The collection has been a big hit in grades K-12 for the last two years, collecting between $700-$1,000 for the annual Lipscomb University engineering missions to Latin America.

This year, World Clean Water Day went campus-wide on March 28, with university students, faculty and staff also donating funds in exchange for a bottle of water. This year’s collection raked in the largest total ever, $1,700 destined for two engineering mission trips to Guatemala and Honduras.

Fred Gilliam, chair of the Lipscomb engineering department, has made it his students’ business to provide clean water for those who cannot attain it. In past years, World Clean Water Day has helped to fund Lipscomb engineering student teams building a rain collection system and water purification plant in La Fortuna, Guatemala and a water tower to supply running water to a medical clinic in Las Delicias, Honduras.

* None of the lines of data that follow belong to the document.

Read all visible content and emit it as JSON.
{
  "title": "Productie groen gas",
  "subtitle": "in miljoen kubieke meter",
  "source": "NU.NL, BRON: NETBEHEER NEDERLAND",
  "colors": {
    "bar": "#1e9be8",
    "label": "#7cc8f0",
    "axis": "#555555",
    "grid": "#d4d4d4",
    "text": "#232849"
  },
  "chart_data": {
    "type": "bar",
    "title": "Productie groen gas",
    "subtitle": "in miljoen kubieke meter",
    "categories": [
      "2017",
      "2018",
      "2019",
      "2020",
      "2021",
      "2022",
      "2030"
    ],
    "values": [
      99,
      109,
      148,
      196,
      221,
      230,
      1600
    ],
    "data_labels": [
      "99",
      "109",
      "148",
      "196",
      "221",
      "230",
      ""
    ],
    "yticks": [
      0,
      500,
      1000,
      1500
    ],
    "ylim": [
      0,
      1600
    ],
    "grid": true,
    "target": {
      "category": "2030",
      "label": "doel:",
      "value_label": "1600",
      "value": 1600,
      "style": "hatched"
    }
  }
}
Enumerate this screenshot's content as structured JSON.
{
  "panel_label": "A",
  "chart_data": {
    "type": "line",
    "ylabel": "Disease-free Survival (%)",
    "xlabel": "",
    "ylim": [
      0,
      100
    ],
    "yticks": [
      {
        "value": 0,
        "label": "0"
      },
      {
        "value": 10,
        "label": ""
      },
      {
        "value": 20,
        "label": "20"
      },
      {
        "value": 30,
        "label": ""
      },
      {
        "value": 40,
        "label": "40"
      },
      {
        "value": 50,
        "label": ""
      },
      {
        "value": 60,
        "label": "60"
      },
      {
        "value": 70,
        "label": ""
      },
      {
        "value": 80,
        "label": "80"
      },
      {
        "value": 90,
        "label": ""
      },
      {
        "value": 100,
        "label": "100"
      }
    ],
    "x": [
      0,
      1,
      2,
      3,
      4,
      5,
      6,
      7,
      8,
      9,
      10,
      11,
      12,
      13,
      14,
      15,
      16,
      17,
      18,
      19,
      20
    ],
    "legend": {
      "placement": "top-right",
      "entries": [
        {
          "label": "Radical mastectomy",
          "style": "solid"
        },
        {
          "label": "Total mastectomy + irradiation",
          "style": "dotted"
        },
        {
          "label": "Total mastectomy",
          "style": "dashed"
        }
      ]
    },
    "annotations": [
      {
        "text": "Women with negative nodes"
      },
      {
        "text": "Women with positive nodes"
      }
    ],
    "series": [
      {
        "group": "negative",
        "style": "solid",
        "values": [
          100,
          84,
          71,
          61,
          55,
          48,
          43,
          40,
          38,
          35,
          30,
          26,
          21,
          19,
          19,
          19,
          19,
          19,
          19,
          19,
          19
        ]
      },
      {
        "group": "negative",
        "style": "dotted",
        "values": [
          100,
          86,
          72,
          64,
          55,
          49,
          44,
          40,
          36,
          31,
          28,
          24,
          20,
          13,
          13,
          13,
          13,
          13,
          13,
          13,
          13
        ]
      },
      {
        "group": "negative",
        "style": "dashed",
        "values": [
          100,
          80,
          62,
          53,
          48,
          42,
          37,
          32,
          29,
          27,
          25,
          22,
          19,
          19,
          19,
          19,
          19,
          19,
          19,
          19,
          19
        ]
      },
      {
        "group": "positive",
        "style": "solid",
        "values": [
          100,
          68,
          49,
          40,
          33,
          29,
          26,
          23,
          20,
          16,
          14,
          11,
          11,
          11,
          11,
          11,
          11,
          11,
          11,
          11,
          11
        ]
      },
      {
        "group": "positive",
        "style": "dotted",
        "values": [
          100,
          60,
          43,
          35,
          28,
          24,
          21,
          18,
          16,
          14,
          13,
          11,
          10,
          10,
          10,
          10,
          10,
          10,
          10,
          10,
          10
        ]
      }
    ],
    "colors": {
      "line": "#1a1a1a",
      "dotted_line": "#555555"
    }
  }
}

This year, the engineering department decided to break the group up into two separate trips: One group of 22 students will return to Honduras and another group of 12 students will go to Guatemala.

The students headed to Guatemala will provide drastic improvements to the water system of a mountain village called La Florida, located on the site of a coffee plantation that went bankrupt a few years ago. The downfall of the plantation left no pension for its employees, but the government gave them the land instead, Gilliam told Lipscomb campus school students in chapel.

The village sits at the top of a hill and the only water source, a natural spring, is at the bottom of the hill. Gilliam’s crew will construct a solar-powered pump at the bottom of the hill that will pump water to the top of the hill and into a tank. This tank will filter the water and then allow the nearly 50 residents and families to dig a ditch for a pipe that will pump the water directly into their homes.

The $1,700 raised this year by the Lipscomb family will fund the purchase of the solar cell array and the pump, Gilliam said, leaving only the storage tank and pipes to be funded.

The other 2008 mission trip will send engineering students to Mission Lazarus in Honduras. Mission Lazarus, a 1,200-acre orphanage in the southeast area of the country, will get a new computer lab installed, a radio tower and initial work on a bridge for vehicles and cows.